Stewart and her late husband, John McCune, helped organize the first World Extreme Ski Championships in 1991, drawing the eyes of skiers to Alaska’s remote mountains and deep powder.

The pair helped pioneer heli skiing in Alaska, attracting former U.S. Ski team member Dean Cummings to Valdez. Cummings, winner of the 2012 Powder Award for Best Line, now owns H20 Guides, a heli skiing operation in the area. Cummings said the World Extreme Ski Championships helped reinvent the sport.

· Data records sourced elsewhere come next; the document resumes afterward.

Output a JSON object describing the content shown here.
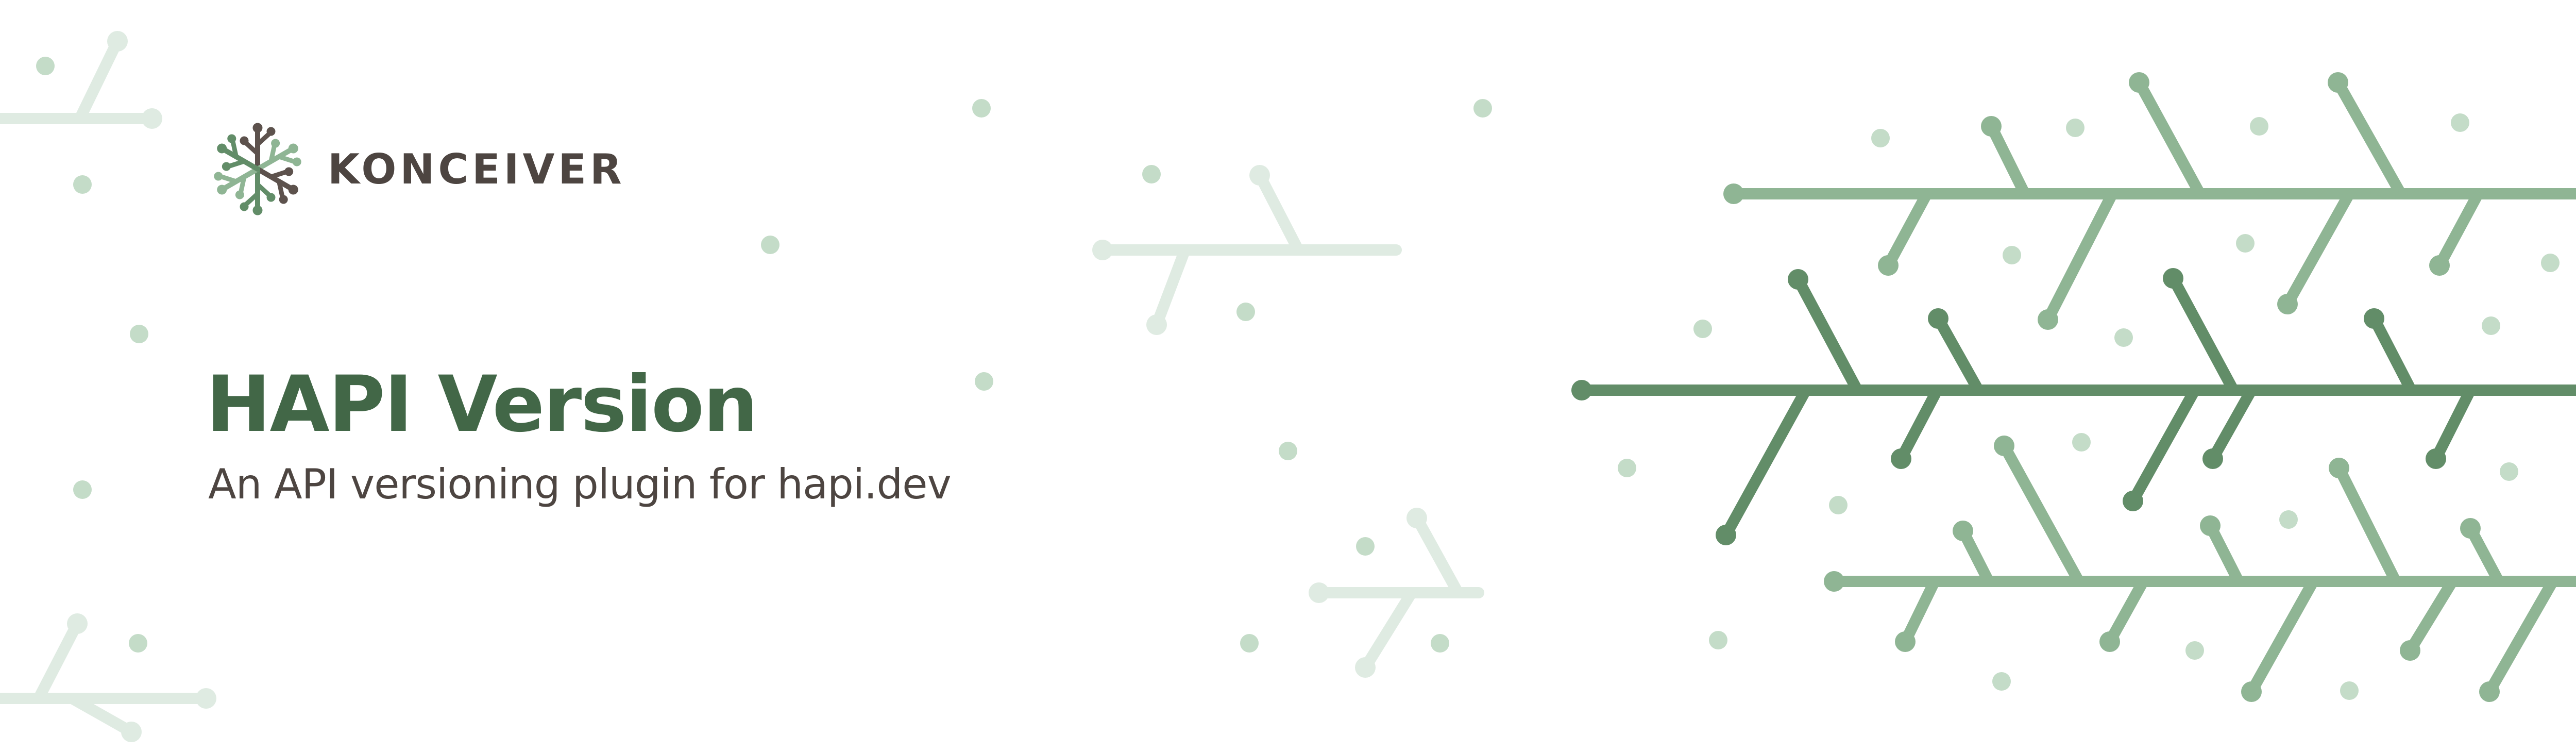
{
  "brand": {
    "name": "KONCEIVER",
    "logo_icon": "snowflake-tree-icon"
  },
  "hero": {
    "title": "HAPI Version",
    "subtitle": "An API versioning plugin for hapi.dev"
  },
  "colors": {
    "title": "#426747",
    "text": "#4d4541",
    "dark_branch": "#628d68",
    "mid_branch": "#8fb594",
    "faint_branch": "#dce9df",
    "dot": "#bfd9c4"
  }
}
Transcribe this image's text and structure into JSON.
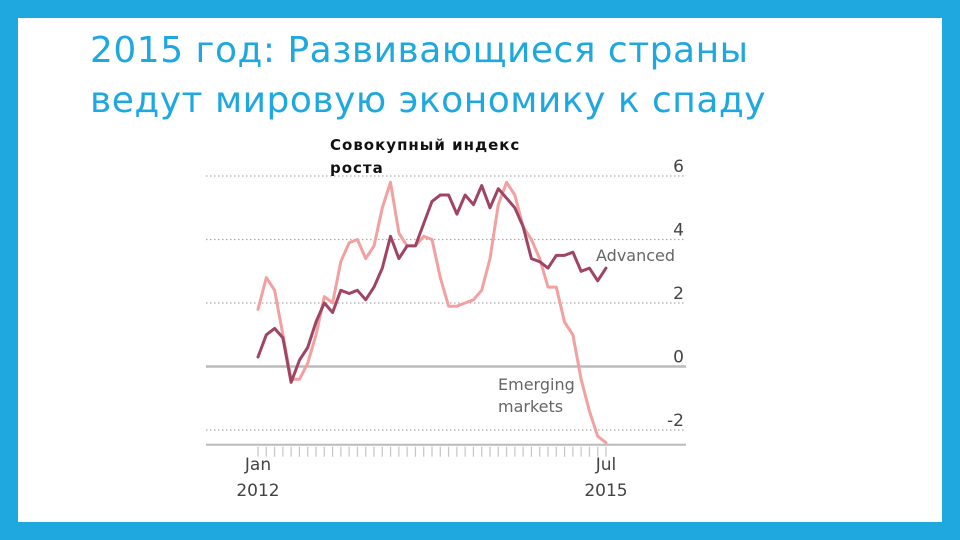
{
  "slide": {
    "title_line1": "2015 год: Развивающиеся страны",
    "title_line2": "ведут мировую экономику к спаду",
    "overlay_label_line1": "Совокупный индекс",
    "overlay_label_line2": "роста"
  },
  "chart_data": {
    "type": "line",
    "x_tick_labels": [
      {
        "x": 2012.0,
        "line1": "Jan",
        "line2": "2012"
      },
      {
        "x": 2015.5,
        "line1": "Jul",
        "line2": "2015"
      }
    ],
    "xlim": [
      2011.5,
      2015.8
    ],
    "ylim": [
      -2.4,
      6.6
    ],
    "y_ticks": [
      6,
      4,
      2,
      0,
      -2
    ],
    "grid": true,
    "colors": {
      "advanced": "#a04464",
      "emerging": "#f2a0a0",
      "tick_labels": "#444444",
      "series_labels": "#666666",
      "gridline": "#aaaaaa",
      "zero_line": "#bbbbbb"
    },
    "series": [
      {
        "name": "Advanced",
        "label_lines": [
          "Advanced"
        ],
        "x": [
          2012.0,
          2012.083,
          2012.167,
          2012.25,
          2012.333,
          2012.417,
          2012.5,
          2012.583,
          2012.667,
          2012.75,
          2012.833,
          2012.917,
          2013.0,
          2013.083,
          2013.167,
          2013.25,
          2013.333,
          2013.417,
          2013.5,
          2013.583,
          2013.667,
          2013.75,
          2013.833,
          2013.917,
          2014.0,
          2014.083,
          2014.167,
          2014.25,
          2014.333,
          2014.417,
          2014.5,
          2014.583,
          2014.667,
          2014.75,
          2014.833,
          2014.917,
          2015.0,
          2015.083,
          2015.167,
          2015.25,
          2015.333,
          2015.417,
          2015.5
        ],
        "values": [
          0.3,
          1.0,
          1.2,
          0.9,
          -0.5,
          0.2,
          0.6,
          1.4,
          2.0,
          1.7,
          2.4,
          2.3,
          2.4,
          2.1,
          2.5,
          3.1,
          4.1,
          3.4,
          3.8,
          3.8,
          4.5,
          5.2,
          5.4,
          5.4,
          4.8,
          5.4,
          5.1,
          5.7,
          5.0,
          5.6,
          5.3,
          5.0,
          4.4,
          3.4,
          3.3,
          3.1,
          3.5,
          3.5,
          3.6,
          3.0,
          3.1,
          2.7,
          3.1
        ]
      },
      {
        "name": "Emerging markets",
        "label_lines": [
          "Emerging",
          "markets"
        ],
        "x": [
          2012.0,
          2012.083,
          2012.167,
          2012.25,
          2012.333,
          2012.417,
          2012.5,
          2012.583,
          2012.667,
          2012.75,
          2012.833,
          2012.917,
          2013.0,
          2013.083,
          2013.167,
          2013.25,
          2013.333,
          2013.417,
          2013.5,
          2013.583,
          2013.667,
          2013.75,
          2013.833,
          2013.917,
          2014.0,
          2014.083,
          2014.167,
          2014.25,
          2014.333,
          2014.417,
          2014.5,
          2014.583,
          2014.667,
          2014.75,
          2014.833,
          2014.917,
          2015.0,
          2015.083,
          2015.167,
          2015.25,
          2015.333,
          2015.417,
          2015.5
        ],
        "values": [
          1.8,
          2.8,
          2.4,
          1.0,
          -0.4,
          -0.4,
          0.1,
          1.0,
          2.2,
          2.0,
          3.3,
          3.9,
          4.0,
          3.4,
          3.8,
          5.0,
          5.8,
          4.2,
          3.8,
          3.8,
          4.1,
          4.0,
          2.8,
          1.9,
          1.9,
          2.0,
          2.1,
          2.4,
          3.4,
          5.1,
          5.8,
          5.4,
          4.4,
          4.0,
          3.4,
          2.5,
          2.5,
          1.4,
          1.0,
          -0.4,
          -1.4,
          -2.2,
          -2.4
        ]
      }
    ]
  }
}
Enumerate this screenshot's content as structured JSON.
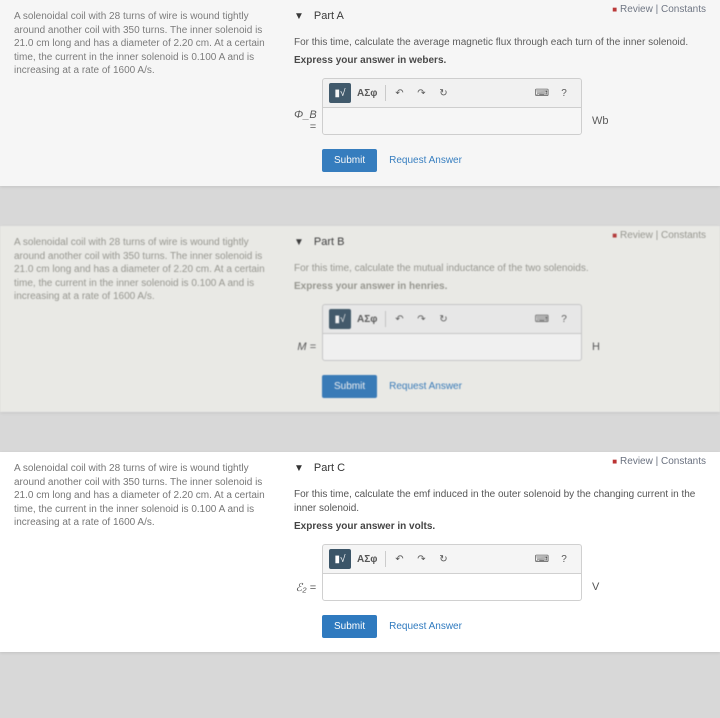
{
  "review_label": "Review | Constants",
  "problem_text": "A solenoidal coil with 28 turns of wire is wound tightly around another coil with 350 turns. The inner solenoid is 21.0 cm long and has a diameter of 2.20 cm. At a certain time, the current in the inner solenoid is 0.100 A and is increasing at a rate of 1600 A/s.",
  "toolbar": {
    "templates_icon": "▮√",
    "greek": "ΑΣφ",
    "undo": "↶",
    "redo": "↷",
    "reset": "↻",
    "keyboard": "⌨",
    "help": "?"
  },
  "submit_label": "Submit",
  "request_label": "Request Answer",
  "parts": {
    "a": {
      "title": "Part A",
      "instr": "For this time, calculate the average magnetic flux through each turn of the inner solenoid.",
      "express": "Express your answer in webers.",
      "var": "Φ_B =",
      "unit": "Wb"
    },
    "b": {
      "title": "Part B",
      "instr": "For this time, calculate the mutual inductance of the two solenoids.",
      "express": "Express your answer in henries.",
      "var": "M =",
      "unit": "H"
    },
    "c": {
      "title": "Part C",
      "instr": "For this time, calculate the emf induced in the outer solenoid by the changing current in the inner solenoid.",
      "express": "Express your answer in volts.",
      "var": "ℰ₂ =",
      "unit": "V"
    }
  }
}
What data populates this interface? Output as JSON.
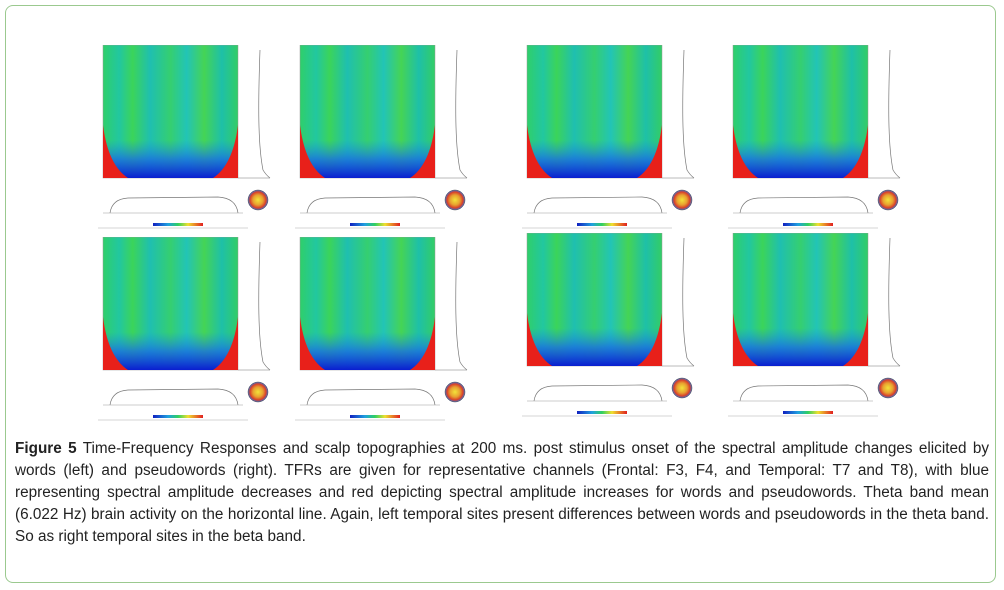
{
  "figure": {
    "caption_label": "Figure 5",
    "caption": "Time-Frequency Responses and scalp topographies at 200 ms. post stimulus onset of the spectral amplitude changes elicited by words (left) and pseudowords (right). TFRs are given for representative channels (Frontal: F3, F4, and Temporal: T7 and T8), with blue representing spectral amplitude decreases and red depicting spectral amplitude increases for words and pseudowords. Theta band mean (6.022 Hz) brain activity on the horizontal line. Again, left temporal sites present differences between words and pseudowords in the theta band. So as right temporal sites in the beta band."
  }
}
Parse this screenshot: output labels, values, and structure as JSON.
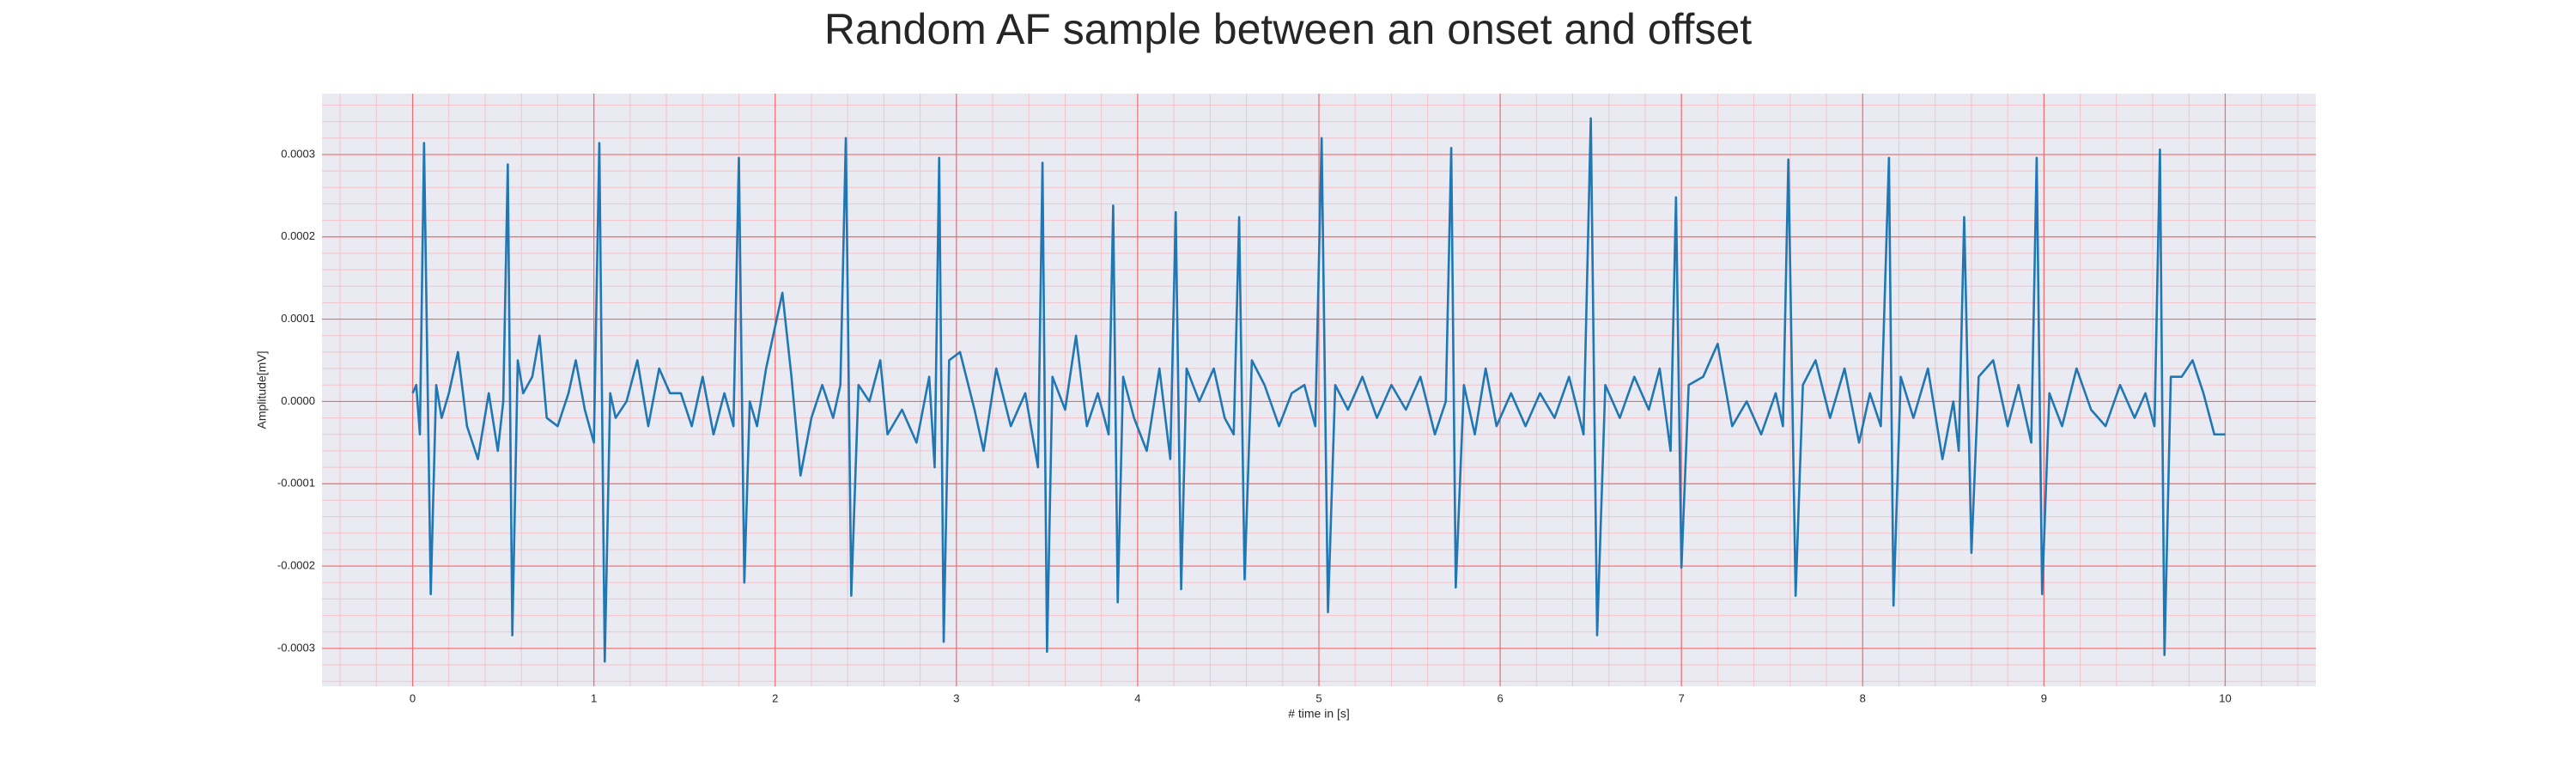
{
  "chart_data": {
    "type": "line",
    "title": "Random AF sample between an onset and offset",
    "x_label": "# time in [s]",
    "y_label": "Amplitude[mV]",
    "color": "#1f77b4",
    "grid": true,
    "minor_grid": true,
    "grid_color": "#f26b6b",
    "minor_grid_color": "#f5c2c8",
    "background": "#eaeaf2",
    "xlim": [
      -0.5,
      10.5
    ],
    "ylim": [
      -0.000346,
      0.000374
    ],
    "xticks": [
      0,
      1,
      2,
      3,
      4,
      5,
      6,
      7,
      8,
      9,
      10
    ],
    "yticks": [
      0.0003,
      0.0002,
      0.0001,
      {
        "value": 0,
        "label": "0.0000"
      },
      -0.0001,
      -0.0002,
      -0.0003
    ],
    "x": [
      0.0,
      0.02,
      0.04,
      0.063,
      0.1,
      0.13,
      0.16,
      0.2,
      0.25,
      0.3,
      0.36,
      0.42,
      0.47,
      0.5,
      0.525,
      0.55,
      0.58,
      0.61,
      0.66,
      0.7,
      0.74,
      0.8,
      0.86,
      0.9,
      0.95,
      1.0,
      1.03,
      1.06,
      1.09,
      1.12,
      1.18,
      1.24,
      1.3,
      1.36,
      1.42,
      1.48,
      1.54,
      1.6,
      1.66,
      1.72,
      1.77,
      1.8,
      1.83,
      1.86,
      1.9,
      1.95,
      2.04,
      2.09,
      2.14,
      2.2,
      2.26,
      2.32,
      2.36,
      2.39,
      2.42,
      2.46,
      2.52,
      2.58,
      2.62,
      2.7,
      2.78,
      2.85,
      2.88,
      2.905,
      2.93,
      2.96,
      3.02,
      3.1,
      3.15,
      3.22,
      3.3,
      3.38,
      3.45,
      3.475,
      3.5,
      3.53,
      3.6,
      3.66,
      3.72,
      3.78,
      3.84,
      3.865,
      3.89,
      3.92,
      3.98,
      4.05,
      4.12,
      4.18,
      4.21,
      4.24,
      4.27,
      4.34,
      4.42,
      4.48,
      4.53,
      4.56,
      4.59,
      4.63,
      4.7,
      4.78,
      4.85,
      4.92,
      4.98,
      5.015,
      5.05,
      5.09,
      5.16,
      5.24,
      5.32,
      5.4,
      5.48,
      5.56,
      5.64,
      5.7,
      5.73,
      5.755,
      5.8,
      5.86,
      5.92,
      5.98,
      6.06,
      6.14,
      6.22,
      6.3,
      6.38,
      6.46,
      6.5,
      6.535,
      6.58,
      6.66,
      6.74,
      6.82,
      6.88,
      6.94,
      6.97,
      7.0,
      7.04,
      7.12,
      7.2,
      7.28,
      7.36,
      7.44,
      7.52,
      7.56,
      7.59,
      7.63,
      7.67,
      7.74,
      7.82,
      7.9,
      7.98,
      8.04,
      8.1,
      8.145,
      8.17,
      8.21,
      8.28,
      8.36,
      8.44,
      8.5,
      8.53,
      8.56,
      8.6,
      8.64,
      8.72,
      8.8,
      8.86,
      8.93,
      8.96,
      8.99,
      9.03,
      9.1,
      9.18,
      9.26,
      9.34,
      9.42,
      9.5,
      9.56,
      9.61,
      9.64,
      9.665,
      9.7,
      9.76,
      9.82,
      9.88,
      9.94,
      10.0
    ],
    "values": [
      1e-05,
      2e-05,
      -4e-05,
      0.000314,
      -0.000234,
      2e-05,
      -2e-05,
      1e-05,
      6e-05,
      -3e-05,
      -7e-05,
      1e-05,
      -6e-05,
      0,
      0.000288,
      -0.000284,
      5e-05,
      1e-05,
      3e-05,
      8e-05,
      -2e-05,
      -3e-05,
      1e-05,
      5e-05,
      -1e-05,
      -5e-05,
      0.000314,
      -0.000316,
      1e-05,
      -2e-05,
      0,
      5e-05,
      -3e-05,
      4e-05,
      1e-05,
      1e-05,
      -3e-05,
      3e-05,
      -4e-05,
      1e-05,
      -3e-05,
      0.000296,
      -0.00022,
      0,
      -3e-05,
      4e-05,
      0.000132,
      3e-05,
      -9e-05,
      -2e-05,
      2e-05,
      -2e-05,
      2e-05,
      0.00032,
      -0.000236,
      2e-05,
      0,
      5e-05,
      -4e-05,
      -1e-05,
      -5e-05,
      3e-05,
      -8e-05,
      0.000296,
      -0.000292,
      5e-05,
      6e-05,
      -1e-05,
      -6e-05,
      4e-05,
      -3e-05,
      1e-05,
      -8e-05,
      0.00029,
      -0.000304,
      3e-05,
      -1e-05,
      8e-05,
      -3e-05,
      1e-05,
      -4e-05,
      0.000238,
      -0.000244,
      3e-05,
      -2e-05,
      -6e-05,
      4e-05,
      -7e-05,
      0.00023,
      -0.000228,
      4e-05,
      0,
      4e-05,
      -2e-05,
      -4e-05,
      0.000224,
      -0.000216,
      5e-05,
      2e-05,
      -3e-05,
      1e-05,
      2e-05,
      -3e-05,
      0.00032,
      -0.000256,
      2e-05,
      -1e-05,
      3e-05,
      -2e-05,
      2e-05,
      -1e-05,
      3e-05,
      -4e-05,
      0,
      0.000308,
      -0.000226,
      2e-05,
      -4e-05,
      4e-05,
      -3e-05,
      1e-05,
      -3e-05,
      1e-05,
      -2e-05,
      3e-05,
      -4e-05,
      0.000344,
      -0.000284,
      2e-05,
      -2e-05,
      3e-05,
      -1e-05,
      4e-05,
      -6e-05,
      0.000248,
      -0.000202,
      2e-05,
      3e-05,
      7e-05,
      -3e-05,
      0,
      -4e-05,
      1e-05,
      -3e-05,
      0.000294,
      -0.000236,
      2e-05,
      5e-05,
      -2e-05,
      4e-05,
      -5e-05,
      1e-05,
      -3e-05,
      0.000296,
      -0.000248,
      3e-05,
      -2e-05,
      4e-05,
      -7e-05,
      0,
      -6e-05,
      0.000224,
      -0.000184,
      3e-05,
      5e-05,
      -3e-05,
      2e-05,
      -5e-05,
      0.000296,
      -0.000234,
      1e-05,
      -3e-05,
      4e-05,
      -1e-05,
      -3e-05,
      2e-05,
      -2e-05,
      1e-05,
      -3e-05,
      0.000306,
      -0.000308,
      3e-05,
      3e-05,
      5e-05,
      1e-05,
      -4e-05,
      -4e-05
    ]
  }
}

“When we arrived, it was more incredible than even going to a World Cup race,” he told Fox Sports after Stewart’s death. “Having people like John and Karen meeting you at the airport, inviting you into their homes and all of a sudden, you realize you’re going to be part of something big, part of something that was going to blow up.”

Stewart was 62. Our thoughts are with her family.